I'll go back and knot and trim those loose tails into a multi-colored fringy tassely thing after I finish knitting. I think I'll probably stop at 5-6" unstretched. I'm at about 3.5" now, with lots of beige, two shades of pink and lavender left.

Then, I'll do the same with my boy colors.

I have some other ideas brewing, so watch this space.


All done. Finished size is 52" long X 5" wide. Plus fringe.


Saturday, December 03, 2005

Interview with the Vampire

The Monday before Thanksgiving, I received an email that I deleted unopened. By way of explanation, I get maybe 100 emails at workovernight, every day. Most of them (about 95% or more) are chances for me to buy stock or watches, or drugs. Most of them have interesting subject lines like: "Top News" and "Answer to your request," so if I don't recognize the sender's name and the subject is generic, I likely delete without opening.
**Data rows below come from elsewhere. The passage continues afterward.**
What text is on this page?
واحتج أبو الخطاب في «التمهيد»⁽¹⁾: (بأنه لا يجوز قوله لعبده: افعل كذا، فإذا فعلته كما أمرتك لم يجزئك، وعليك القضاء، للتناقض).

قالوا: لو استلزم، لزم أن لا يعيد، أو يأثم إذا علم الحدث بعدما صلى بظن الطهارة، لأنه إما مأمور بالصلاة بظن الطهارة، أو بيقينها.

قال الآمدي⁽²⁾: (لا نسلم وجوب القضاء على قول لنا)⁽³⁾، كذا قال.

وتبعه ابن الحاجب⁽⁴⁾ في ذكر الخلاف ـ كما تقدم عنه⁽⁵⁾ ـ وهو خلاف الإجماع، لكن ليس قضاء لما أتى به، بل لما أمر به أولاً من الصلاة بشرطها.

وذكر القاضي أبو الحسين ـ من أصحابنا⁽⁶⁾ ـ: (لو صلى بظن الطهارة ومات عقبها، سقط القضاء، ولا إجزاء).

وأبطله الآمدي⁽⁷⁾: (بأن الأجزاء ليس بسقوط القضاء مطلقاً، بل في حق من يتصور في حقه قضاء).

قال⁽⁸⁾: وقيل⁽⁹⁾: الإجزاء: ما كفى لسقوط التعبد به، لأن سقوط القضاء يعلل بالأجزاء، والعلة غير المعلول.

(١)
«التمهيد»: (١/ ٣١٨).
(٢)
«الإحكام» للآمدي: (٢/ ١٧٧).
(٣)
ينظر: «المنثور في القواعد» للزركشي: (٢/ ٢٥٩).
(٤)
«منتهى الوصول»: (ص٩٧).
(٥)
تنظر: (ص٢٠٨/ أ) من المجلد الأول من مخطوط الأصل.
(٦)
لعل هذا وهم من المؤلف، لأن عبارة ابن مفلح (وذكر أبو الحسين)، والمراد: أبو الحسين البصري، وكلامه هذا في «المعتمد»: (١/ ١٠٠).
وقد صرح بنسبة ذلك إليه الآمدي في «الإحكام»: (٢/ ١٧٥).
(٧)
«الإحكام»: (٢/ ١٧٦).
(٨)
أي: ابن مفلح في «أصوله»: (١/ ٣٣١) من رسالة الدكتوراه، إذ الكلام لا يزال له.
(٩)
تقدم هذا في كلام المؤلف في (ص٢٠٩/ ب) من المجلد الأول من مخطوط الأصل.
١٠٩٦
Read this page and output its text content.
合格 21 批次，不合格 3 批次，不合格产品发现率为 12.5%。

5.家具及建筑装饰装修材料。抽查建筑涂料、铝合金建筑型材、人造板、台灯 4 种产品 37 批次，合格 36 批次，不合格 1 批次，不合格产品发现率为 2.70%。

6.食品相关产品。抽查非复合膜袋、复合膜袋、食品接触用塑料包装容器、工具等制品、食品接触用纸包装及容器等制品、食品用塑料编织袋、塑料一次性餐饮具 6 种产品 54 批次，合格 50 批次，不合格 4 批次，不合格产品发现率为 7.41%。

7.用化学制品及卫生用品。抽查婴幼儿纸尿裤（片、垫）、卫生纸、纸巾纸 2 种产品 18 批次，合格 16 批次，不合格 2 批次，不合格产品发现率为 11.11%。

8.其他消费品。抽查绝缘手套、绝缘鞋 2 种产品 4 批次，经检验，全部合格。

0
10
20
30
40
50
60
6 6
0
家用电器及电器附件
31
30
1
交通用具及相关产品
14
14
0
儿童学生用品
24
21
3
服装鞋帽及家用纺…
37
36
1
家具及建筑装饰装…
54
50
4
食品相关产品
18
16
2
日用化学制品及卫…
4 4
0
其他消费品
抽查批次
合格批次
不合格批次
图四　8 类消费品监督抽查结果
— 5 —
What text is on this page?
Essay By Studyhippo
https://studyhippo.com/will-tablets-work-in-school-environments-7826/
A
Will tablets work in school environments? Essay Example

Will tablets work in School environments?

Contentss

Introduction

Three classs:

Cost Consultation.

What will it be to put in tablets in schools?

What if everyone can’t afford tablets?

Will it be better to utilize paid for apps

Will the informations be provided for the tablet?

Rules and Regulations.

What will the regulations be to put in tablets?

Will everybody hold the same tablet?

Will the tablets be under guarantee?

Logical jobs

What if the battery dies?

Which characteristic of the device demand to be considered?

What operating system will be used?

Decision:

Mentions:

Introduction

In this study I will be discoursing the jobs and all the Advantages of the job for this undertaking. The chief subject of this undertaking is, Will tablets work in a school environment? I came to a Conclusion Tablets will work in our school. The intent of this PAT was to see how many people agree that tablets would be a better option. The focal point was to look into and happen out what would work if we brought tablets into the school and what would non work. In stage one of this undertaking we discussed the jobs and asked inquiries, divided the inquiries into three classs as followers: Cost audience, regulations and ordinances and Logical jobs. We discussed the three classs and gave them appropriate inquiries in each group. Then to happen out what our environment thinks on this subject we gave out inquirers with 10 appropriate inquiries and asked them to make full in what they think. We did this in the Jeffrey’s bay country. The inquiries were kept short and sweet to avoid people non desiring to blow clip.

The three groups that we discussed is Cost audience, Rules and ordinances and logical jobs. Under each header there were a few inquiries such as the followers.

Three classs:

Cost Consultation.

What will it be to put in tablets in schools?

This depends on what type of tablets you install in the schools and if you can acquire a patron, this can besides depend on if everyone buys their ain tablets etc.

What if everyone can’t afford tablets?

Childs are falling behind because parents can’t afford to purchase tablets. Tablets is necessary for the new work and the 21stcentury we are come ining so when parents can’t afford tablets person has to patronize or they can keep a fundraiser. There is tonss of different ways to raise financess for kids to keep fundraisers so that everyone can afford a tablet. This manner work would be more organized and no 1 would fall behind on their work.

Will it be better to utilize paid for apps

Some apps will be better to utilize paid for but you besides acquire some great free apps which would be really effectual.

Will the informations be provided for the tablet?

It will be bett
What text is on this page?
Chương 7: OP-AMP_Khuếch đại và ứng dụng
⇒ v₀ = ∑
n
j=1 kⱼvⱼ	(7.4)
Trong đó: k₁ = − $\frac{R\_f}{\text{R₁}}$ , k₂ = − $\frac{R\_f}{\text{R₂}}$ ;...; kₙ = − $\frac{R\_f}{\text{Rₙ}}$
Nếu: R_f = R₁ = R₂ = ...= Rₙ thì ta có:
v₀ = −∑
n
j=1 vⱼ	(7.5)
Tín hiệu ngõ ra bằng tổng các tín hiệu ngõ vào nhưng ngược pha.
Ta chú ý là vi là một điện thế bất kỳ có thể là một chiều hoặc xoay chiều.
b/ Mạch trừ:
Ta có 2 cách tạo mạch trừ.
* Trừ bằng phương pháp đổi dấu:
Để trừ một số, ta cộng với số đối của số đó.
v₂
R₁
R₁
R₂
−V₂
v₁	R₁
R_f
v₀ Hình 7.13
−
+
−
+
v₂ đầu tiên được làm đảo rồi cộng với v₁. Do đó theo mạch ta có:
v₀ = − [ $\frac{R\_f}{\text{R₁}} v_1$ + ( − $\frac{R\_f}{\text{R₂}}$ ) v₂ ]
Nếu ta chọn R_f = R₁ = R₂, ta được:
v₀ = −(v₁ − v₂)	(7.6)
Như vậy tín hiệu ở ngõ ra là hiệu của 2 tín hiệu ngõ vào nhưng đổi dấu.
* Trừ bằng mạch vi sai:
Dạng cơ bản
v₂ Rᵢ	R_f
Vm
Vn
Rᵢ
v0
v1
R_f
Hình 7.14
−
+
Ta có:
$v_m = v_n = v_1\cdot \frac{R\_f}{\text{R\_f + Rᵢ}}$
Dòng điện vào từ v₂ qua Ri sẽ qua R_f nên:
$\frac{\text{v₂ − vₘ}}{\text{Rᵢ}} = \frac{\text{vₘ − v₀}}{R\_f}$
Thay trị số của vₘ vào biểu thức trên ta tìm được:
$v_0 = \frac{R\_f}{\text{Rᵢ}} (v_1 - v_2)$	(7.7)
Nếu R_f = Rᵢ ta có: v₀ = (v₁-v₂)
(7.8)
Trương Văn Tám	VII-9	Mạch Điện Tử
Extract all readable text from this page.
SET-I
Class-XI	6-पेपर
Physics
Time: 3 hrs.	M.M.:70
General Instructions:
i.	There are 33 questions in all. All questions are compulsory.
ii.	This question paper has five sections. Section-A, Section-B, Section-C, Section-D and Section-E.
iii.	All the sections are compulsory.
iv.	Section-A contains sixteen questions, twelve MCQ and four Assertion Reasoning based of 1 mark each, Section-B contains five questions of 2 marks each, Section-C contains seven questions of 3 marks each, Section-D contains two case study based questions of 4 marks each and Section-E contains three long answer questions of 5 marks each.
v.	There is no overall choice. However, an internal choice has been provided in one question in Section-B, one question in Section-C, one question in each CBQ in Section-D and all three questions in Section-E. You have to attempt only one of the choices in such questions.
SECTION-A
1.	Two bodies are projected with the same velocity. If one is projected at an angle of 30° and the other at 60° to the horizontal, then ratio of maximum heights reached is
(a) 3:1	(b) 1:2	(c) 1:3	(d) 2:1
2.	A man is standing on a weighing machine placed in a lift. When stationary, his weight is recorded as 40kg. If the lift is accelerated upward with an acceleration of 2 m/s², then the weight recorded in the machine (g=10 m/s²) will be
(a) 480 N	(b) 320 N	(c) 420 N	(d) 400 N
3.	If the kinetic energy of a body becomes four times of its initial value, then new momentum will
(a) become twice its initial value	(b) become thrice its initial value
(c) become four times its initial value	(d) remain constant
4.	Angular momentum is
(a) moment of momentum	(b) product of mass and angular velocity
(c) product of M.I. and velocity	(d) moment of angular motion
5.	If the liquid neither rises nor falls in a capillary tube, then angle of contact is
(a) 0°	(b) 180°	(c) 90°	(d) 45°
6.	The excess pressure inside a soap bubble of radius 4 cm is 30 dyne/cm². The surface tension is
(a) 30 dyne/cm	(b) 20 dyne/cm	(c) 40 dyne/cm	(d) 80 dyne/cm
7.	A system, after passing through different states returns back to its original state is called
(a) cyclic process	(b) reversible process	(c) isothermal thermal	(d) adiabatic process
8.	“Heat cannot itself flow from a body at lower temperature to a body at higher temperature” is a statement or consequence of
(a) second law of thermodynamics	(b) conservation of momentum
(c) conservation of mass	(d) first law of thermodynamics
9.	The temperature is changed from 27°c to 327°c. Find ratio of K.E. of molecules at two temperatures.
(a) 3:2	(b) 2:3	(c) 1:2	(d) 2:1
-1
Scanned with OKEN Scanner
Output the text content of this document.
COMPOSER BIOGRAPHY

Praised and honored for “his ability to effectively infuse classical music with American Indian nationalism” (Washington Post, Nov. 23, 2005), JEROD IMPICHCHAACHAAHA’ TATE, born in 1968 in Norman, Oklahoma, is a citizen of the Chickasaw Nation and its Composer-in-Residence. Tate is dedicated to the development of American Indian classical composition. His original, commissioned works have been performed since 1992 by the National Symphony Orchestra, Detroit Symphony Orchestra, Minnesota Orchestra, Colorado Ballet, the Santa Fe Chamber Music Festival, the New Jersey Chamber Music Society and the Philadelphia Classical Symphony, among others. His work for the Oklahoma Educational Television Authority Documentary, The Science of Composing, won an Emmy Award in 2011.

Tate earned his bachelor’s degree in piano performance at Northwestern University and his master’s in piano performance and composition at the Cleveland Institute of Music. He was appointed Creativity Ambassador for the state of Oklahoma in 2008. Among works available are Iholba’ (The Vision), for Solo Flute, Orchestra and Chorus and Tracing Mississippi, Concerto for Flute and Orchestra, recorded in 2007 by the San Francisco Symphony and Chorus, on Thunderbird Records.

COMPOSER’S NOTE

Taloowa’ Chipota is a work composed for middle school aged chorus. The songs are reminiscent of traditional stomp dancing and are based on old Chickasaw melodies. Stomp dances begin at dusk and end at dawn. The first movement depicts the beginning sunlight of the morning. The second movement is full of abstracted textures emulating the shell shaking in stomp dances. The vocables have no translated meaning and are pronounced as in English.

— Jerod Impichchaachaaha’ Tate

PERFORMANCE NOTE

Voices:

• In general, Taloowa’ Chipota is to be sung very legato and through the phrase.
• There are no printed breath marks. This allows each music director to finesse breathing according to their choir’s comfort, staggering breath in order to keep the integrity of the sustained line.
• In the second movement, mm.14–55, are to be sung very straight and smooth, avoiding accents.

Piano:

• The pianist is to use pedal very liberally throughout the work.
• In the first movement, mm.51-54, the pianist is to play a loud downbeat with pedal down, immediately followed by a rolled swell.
E's email subject was "Information." It doesn't get more generic than that, does it? So it was canned along with all the others, without ever seeing the light of day.

This past Monday, I had a voice mail message from J who turned out to be E's mother, telling me that I hadn't responded to her daughter's very important email, graduation project yadda yadda. So I did a little research in my recycle can (fortunately, I had a date for reference) and found the email. I can't quote it here (it's there, I'm here, but I wouldn't in any event).

E introduced herself and launched right into her pitch to "interview me via email" for her graduation project on "Hunger in America" which includes many requirements, including an interview. She asked if it would be okay for her to submit a list of questions that I could answer for her. Aside from the very obvious that my devious mind is constructing (that I'd be writing her paper as she could just cut and paste my answers), is this how "interviews" are conducted these days?

I replied that I would be happy to talk to her at any time and that she could "call me."

The next morning, I got a call from J. Yep, "Mom." She explained that E is in school until 3 (which is when I leave) and asked if she could read me the questions and record my answers for E. I declined and told her that I am in at 6:30 every morning and often do these sorts of phone things at that hour (had just done one that very day, in fact, for about 45 minutes!).

Besides, isn't there a school break coming up? And whose project is this anyway? It's been 4 days. E hasn't called yet.

I have half a mind to contact the school. But I won't.